Ducati queria motor híbrido na MotoGP em 2027. O custo travou o projeto

Gigi Dall'Igna queria um pequeno motor elétrico na Ducati de 2027. Não conseguiu. O motivo foi económico.

andardemoto.pt @ 16-9-2026 02:56:25

Facebook Twitter Pinterest LinkedIn WhatsApp

Gigi Dall'Igna, diretor-geral da Ducati Corse confirmou em declarações recentes que defendeu a hibridização para o novo ciclo de regulamentos da MotoGP. A ideia acabou arquivada assim que os fabricantes calcularam o custo. Segundo Dall'Igna, ele teria gostado de ter um pequeno motor elétrico na moto de 2027. No início, insistiu nesse tipo de solução. Do ponto de vista financeiro, porém, revelou-se muito difícil de concretizar.

O interesse de Dall'Igna tinha uma razão técnica. Um sistema híbrido, na sua opinião, traria aprendizagem para a engenharia. A introdução desse tipo de solução obrigaria a mais criatividade por parte das equipas.

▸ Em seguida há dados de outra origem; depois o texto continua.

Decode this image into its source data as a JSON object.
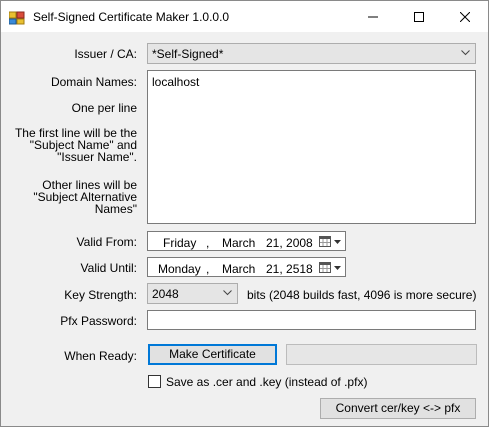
{
  "window": {
    "title": "Self-Signed Certificate Maker 1.0.0.0",
    "icon": "certificate-app-icon",
    "controls": [
      "minimize-icon",
      "maximize-icon",
      "close-icon"
    ]
  },
  "issuer": {
    "label": "Issuer / CA:",
    "value": "*Self-Signed*"
  },
  "domains": {
    "label": "Domain Names:",
    "value": "localhost",
    "note1": "One per line",
    "note2": "The first line will be the \"Subject Name\" and \"Issuer Name\".",
    "note3": "Other lines will be \"Subject Alternative Names\""
  },
  "valid_from": {
    "label": "Valid From:",
    "weekday": "Friday",
    "sep": ",",
    "month": "March",
    "day_year": "21, 2008"
  },
  "valid_until": {
    "label": "Valid Until:",
    "weekday": "Monday",
    "sep": ",",
    "month": "March",
    "day_year": "21, 2518"
  },
  "key_strength": {
    "label": "Key Strength:",
    "value": "2048",
    "hint": "bits (2048 builds fast, 4096 is more secure)"
  },
  "pfx_password": {
    "label": "Pfx Password:",
    "value": ""
  },
  "when_ready": {
    "label": "When Ready:",
    "button": "Make Certificate",
    "progress": 0
  },
  "save_as": {
    "label": "Save as .cer and .key (instead of .pfx)",
    "checked": false
  },
  "convert_button": "Convert cer/key <-> pfx"
}
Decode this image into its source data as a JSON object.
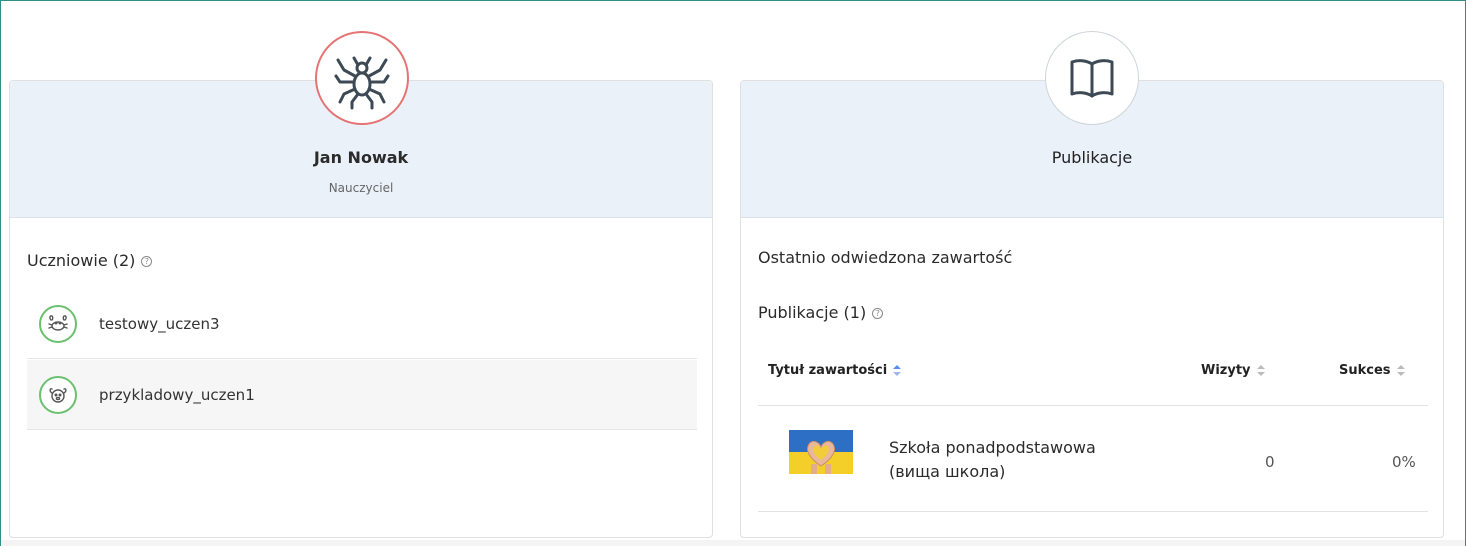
{
  "profile": {
    "name": "Jan Nowak",
    "role": "Nauczyciel",
    "avatar_icon": "spider-icon"
  },
  "students": {
    "title": "Uczniowie (2)",
    "help": "?",
    "items": [
      {
        "name": "testowy_uczen3",
        "avatar_icon": "crab-icon"
      },
      {
        "name": "przykladowy_uczen1",
        "avatar_icon": "dog-icon"
      }
    ]
  },
  "publications_card": {
    "title": "Publikacje",
    "avatar_icon": "book-icon",
    "recent_title": "Ostatnio odwiedzona zawartość",
    "list_title": "Publikacje (1)",
    "help": "?",
    "columns": {
      "title": "Tytuł zawartości",
      "visits": "Wizyty",
      "success": "Sukces"
    },
    "rows": [
      {
        "title_line1": "Szkoła ponadpodstawowa",
        "title_line2": "(вища школа)",
        "visits": "0",
        "success": "0%",
        "thumbnail_icon": "ukraine-flag-heart-hands-thumbnail"
      }
    ]
  },
  "colors": {
    "frame_border": "#2c8f8a",
    "card_header_bg": "#eaf1f9",
    "teacher_avatar_ring": "#e57373",
    "student_avatar_ring": "#6cc070",
    "sort_active": "#5b8def"
  }
}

Um regulamento que muda quase tudo

Mesmo sem motor elétrico, o regulamento de 2027 representa uma reformulação completa. A cilindrada desce de 1000cc para 850cc. Os dispositivos de altura variável e de arranque (holeshot) são banidos. Os limites aerodinâmicos tornam-se mais apertados. A Michelin, fornecedora histórica de pneus, dá lugar à Pirelli.

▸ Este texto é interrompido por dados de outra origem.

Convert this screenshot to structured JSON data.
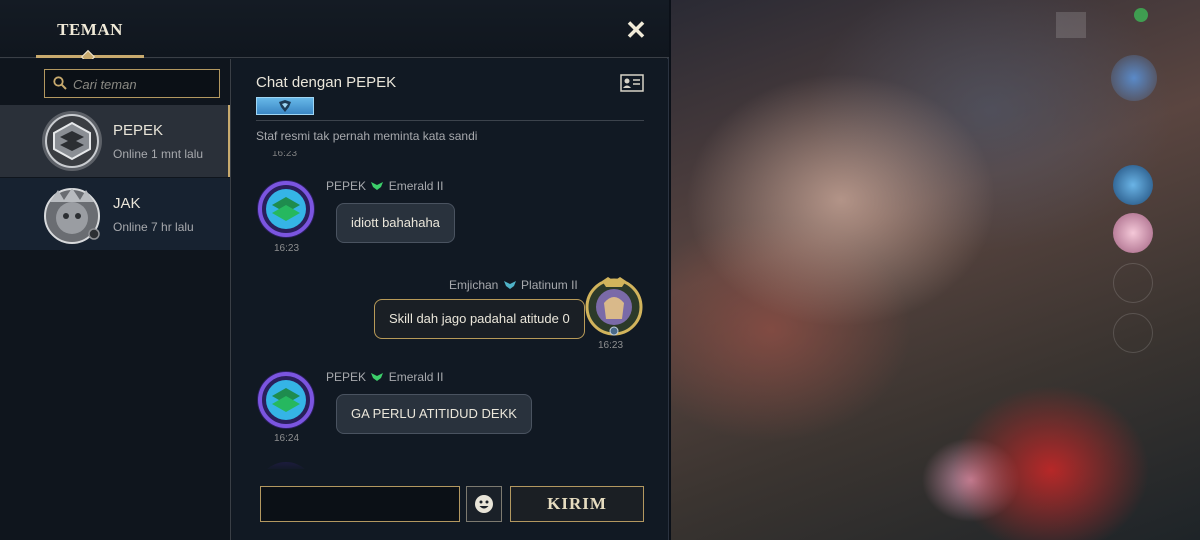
{
  "header": {
    "tab_label": "TEMAN",
    "close_label": "✕"
  },
  "search": {
    "placeholder": "Cari teman",
    "value": ""
  },
  "friends": [
    {
      "name": "PEPEK",
      "status": "Online 1 mnt lalu",
      "selected": true
    },
    {
      "name": "JAK",
      "status": "Online 7 hr lalu",
      "selected": false
    }
  ],
  "chat": {
    "title": "Chat dengan PEPEK",
    "notice": "Staf resmi tak pernah meminta kata sandi",
    "truncated_top_time": "16:23",
    "messages": [
      {
        "sender": "PEPEK",
        "rank": "Emerald II",
        "text": "idiott bahahaha",
        "time": "16:23",
        "direction": "incoming",
        "rank_color": "#3ccf6a"
      },
      {
        "sender": "Emjichan",
        "rank": "Platinum II",
        "text": "Skill dah jago padahal atitude 0",
        "time": "16:23",
        "direction": "outgoing",
        "rank_color": "#4fb3c8"
      },
      {
        "sender": "PEPEK",
        "rank": "Emerald II",
        "text": "GA PERLU ATITIDUD DEKK",
        "time": "16:24",
        "direction": "incoming",
        "rank_color": "#3ccf6a"
      }
    ],
    "input_value": "",
    "send_label": "KIRIM"
  },
  "colors": {
    "accent_gold": "#c8aa6e",
    "panel_bg": "#111821",
    "bubble_in": "#29323d"
  },
  "icons": {
    "search": "search-icon",
    "close": "close-icon",
    "profile_card": "profile-card-icon",
    "emoji": "emoji-icon"
  }
}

Para os gabinetes técnicos, o conjunto destas mudanças obriga a um projeto totalmente novo. Segundo Dall'Igna, pouco do hardware da atual Desmosedici sobreviverá à transição. A moto tem sido a referência da categoria: venceu quatro títulos de pilotos seguidos, com Francesco Bagnaia em 2022 e 2023, Jorge Martín em 2024 e Marc Márquez em 2025. Esse historial, contudo, não garante o aproveitamento de peças.

Dall'Igna explicou que o mais importante é o conhecimento acumulado, esse sim transita para o futuro. Já os componentes físicos aproveitáveis serão poucos. Com o fim dos dispositivos de altura variável, a nova cilindrada e os pneus diferentes, a Ducati terá de construir uma moto completamente nova.

Dall'Igna: "a folha em branco é o melhor brinquedo"

Para qualquer fabricante, este é um desafio exigente. Dall'Igna, porém, encara-o como a parte mais estimulante do trabalho. Para um engenheiro, começar do zero é, segundo ele, o melhor brinquedo que pode existir.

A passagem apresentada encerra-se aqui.